The projects will keep jobs, add jobs and keep people safe, Plusquellic said.

Also in Summit County, the state approved funding for improvements to the Norfolk Southern railroad crossing at Twinsburg Road in Macedonia.

The changes will help create a federally recognized ''quiet zone'' at the tracks, which are located in a residential area where Macedonia, Hudson, Northfield Center Township and Boston Heights meet. A quiet zone is an area where trains don't blow their whistles.

''This is exactly what we needed, and now we can move full-speed ahead with the project,'' said Hudson resident Greg McNeil, who has been pushing for the quiet zone for about a year.

The project, which includes installing medians to control and slow motorists, could be completed in the next six months.

Medina was the only local county selected by the state for stimulus funds for transit projects in rural areas. The county plans to use the approximately $3 million it received to design and build a transit facility, buy five new buses and repair other buses.
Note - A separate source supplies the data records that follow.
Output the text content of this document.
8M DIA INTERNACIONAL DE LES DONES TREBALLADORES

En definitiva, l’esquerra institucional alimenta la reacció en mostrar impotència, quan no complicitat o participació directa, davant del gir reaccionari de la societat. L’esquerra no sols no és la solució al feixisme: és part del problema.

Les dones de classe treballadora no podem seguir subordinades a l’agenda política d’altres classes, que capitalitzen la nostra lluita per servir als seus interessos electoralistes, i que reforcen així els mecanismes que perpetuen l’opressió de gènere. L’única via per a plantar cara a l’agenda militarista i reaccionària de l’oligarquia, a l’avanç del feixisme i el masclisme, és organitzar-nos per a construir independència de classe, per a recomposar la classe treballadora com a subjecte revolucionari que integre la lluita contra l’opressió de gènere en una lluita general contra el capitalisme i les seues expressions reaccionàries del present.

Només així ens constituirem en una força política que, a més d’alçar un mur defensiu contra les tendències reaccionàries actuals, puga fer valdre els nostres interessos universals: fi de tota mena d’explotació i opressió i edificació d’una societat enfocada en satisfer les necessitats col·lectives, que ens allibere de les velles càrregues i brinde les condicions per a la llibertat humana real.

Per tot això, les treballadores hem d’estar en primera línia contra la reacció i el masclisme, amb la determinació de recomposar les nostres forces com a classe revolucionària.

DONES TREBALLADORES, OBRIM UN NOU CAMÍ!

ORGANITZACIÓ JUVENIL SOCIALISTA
''We're very grateful for the money,'' said Mike Salamone, chief of Medina County Transit.

The current bus garage, described as being in ''poor shape,'' is off Meyers Road in Medina Township. The new, 19,000-square-foot garage will be on county-owned land on state Route 162 in Lafayette Township.

Portage County received funds for one project: a bridge replacement on Brady Lake Road outside of Kent in Franklin Township.

''We struck gold again,'' said Portage County Engineer Michael Marozzi.

The county previously received $1.7 million in state funds. The latest $1.1 million might be enough to pay the balance, though the county might have to ante up some money, Marozzi said.

The new, 166-foot-long, two-span bridge will cross the CSX tracks and Breakneck Creek. It is used by about 6,200 vehicles per day and is a shortcut for local motorists between Kent and Ravenna.

Local officials have been warned to spend the federal stimulus funds wisely.

Some would argue Akron's Y-Bridge project would be a waste.

One person, responding to a request for stimulus comments on Akron's Web site, wrote, ''Please do not build a fence on the Y-Bridge.''

Plusquellic, however, thinks this is a good use of the funds. He said anyone whose vehicle has been hit with a rock thrown from a bridge can appreciate the need for a fence. Plus, he said, if the bridge were built now, federal regulations would require fencing.

''Everywhere else that receives federal money, this is the standard,'' he said. ''Why should we be different?''

Conley, the Akron father whose son jumped from the bridge, said the expense is worth it if it makes anyone rethink suicide.

''It might force them to look at another avenue,'' he said. ''Maybe they get help. We know suicide is a temporary moment in people's lives. If they get past that temporary moment, maybe it doesn't happen.''


My Thoughts

''This is consistent with the intent of the president and Congress when they passed the recovery act. This is for something we actually need in this community.''-Akron Mayor

No, this not what they had in mind. It creates very few jobs and no shot of long term job oppurtunities. No, you really don't need the fence.

''We struck gold again,''-County Engineer Michael Marozzi.

That's nice.

First of all, how is a fence going to stop people from committing suicide. Even if they could jump off the bridge, they would be more than likely find another way. So, their reasoning for using stimulus money for the fence is bogus. Using that fact alone it's a waste.

Second, they are getting $7.5 million for improvements to the Y-Bridge. The fence is expected to cost only $1-1.5 million. What about the rest of the money? They are going to use it for new decking for the 28-year-old span. By definition, it isn't stimulus, if it isn't used immediately. Waiting 28 years to spend the money is just spending money.

Finally, they receied $21 mil for four projects. According to the Akron mayor, the stimulus would create only 240 jobs. That would come to a grand total of $875,000 of taxpayer money per job.